There are distinctions to be made here between the societal context of violence in developed versus developing countries. There are welfare institutions in developed countries that cater for shelter and emotional needs of victims - such as transition homes, and social and legal counseling. These format least a rudimentary support system that is often not enough and often cannot prevent the murder of women who seek such shelter-by their batterers. In developing countries the victims are caught in transition. The traditional family ties have weakened by economic needs in a developing cash economy, yet the public sector has not moved fast to replace the disappearing social and emotional functions to family members. The aggrieved have no alternative to family accommodation and risk further violence, including loss of life, if they report the violence. This exacerbates the sense of helplessness especially for victims who have been socialized to internalize their servitude and to denigrate self worth.

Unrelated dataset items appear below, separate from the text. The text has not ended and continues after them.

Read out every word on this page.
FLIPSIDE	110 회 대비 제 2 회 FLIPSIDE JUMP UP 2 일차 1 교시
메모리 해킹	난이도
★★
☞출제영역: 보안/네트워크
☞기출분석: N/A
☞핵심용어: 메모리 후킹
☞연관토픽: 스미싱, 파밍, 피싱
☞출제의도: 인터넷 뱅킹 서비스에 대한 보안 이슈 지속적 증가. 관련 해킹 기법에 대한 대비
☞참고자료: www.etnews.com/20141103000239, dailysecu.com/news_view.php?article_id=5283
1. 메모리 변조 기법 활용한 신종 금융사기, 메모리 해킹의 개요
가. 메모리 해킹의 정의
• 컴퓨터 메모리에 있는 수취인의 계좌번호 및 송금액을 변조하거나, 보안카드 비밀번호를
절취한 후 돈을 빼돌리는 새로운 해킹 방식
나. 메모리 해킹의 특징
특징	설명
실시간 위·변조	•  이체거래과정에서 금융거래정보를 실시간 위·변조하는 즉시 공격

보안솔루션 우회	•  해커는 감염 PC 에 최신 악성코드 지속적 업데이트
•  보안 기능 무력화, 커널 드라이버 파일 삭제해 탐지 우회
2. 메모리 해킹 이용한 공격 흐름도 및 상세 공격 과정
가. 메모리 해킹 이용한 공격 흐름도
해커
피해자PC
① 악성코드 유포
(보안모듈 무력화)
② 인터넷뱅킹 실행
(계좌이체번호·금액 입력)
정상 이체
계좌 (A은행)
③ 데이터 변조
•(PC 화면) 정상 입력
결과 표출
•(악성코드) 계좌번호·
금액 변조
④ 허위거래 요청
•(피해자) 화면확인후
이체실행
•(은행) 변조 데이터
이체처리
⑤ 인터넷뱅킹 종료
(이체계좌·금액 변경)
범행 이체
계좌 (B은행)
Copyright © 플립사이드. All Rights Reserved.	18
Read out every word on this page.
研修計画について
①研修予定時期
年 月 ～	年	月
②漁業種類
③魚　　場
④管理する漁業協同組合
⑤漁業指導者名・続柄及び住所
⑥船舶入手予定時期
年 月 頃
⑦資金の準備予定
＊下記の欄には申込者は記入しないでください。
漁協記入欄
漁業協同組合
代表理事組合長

Traditional interventions are lost without replacement. For example, I recall with amusement an incident during my childhood on a rural Kenyan homestead. A married cousin had come back home with a broken leg she suffered when her irate husband pushed her during a one-sided domestic brawl. Apparently my cousin's crime was that she did not have the warm water for her husband's evening bath ready at the precise moment. When my cousin's husband accompanied by his kin came to seek the return of their wife as required by culture, the young men in my community made them sit on dirt floor in their Sunday bests, while slapping and verbally taunting them about the treatment of my cousin. Culture would not allow them to fight back. In any case they were outnumbered and would not do anything to further risk the marriage. In patrilineal systems a woman sets up her new home, upon marriage, amongst the husband's kin who in turn support her settlement and absorb her into the extended family.

Culture set limits for permissible acts of humiliation within an age group in good faith and shared responsibility for the correction of behavior. Intervention by the elders came as a last resort. Community provided space for tempers to cool off following conflict, and supervised reconciliation, as well as overseeing the welfare of the children of feuding spouses. With the disintegration of family ties, poverty, joblessness and lack of buying power, increased population and diminishing resources, the strong are venting anger and frustration on the vulnerable, and the situation is critical in systems without institutionalized welfare safety nets. Inequitable development projects, material culture, all exacerbate the impact.

Women are increasingly becoming more creative in finding ways to survive, and redefine their sense of well being and that of " a good woman" under these circumstances of change and modernization. Some work harder to make themselves more useful by contributing to the family income in exchange for security and respect. Other women work harder for wages and invest in the education of their children whom they see as their only hope for the future. Others are circumstantially forced to cohabit with partners precariously for material support. All round women take high risks to their health and welfare. One wonders: 1) if some effects of globalization are equivalent to forms of violence with feminine face as the struggle for survival becomes more acute between the powerful and the vulnerable, the "haves" and "have nots", 2) what roles we can play privately and publicly as individuals to reduce violence against women.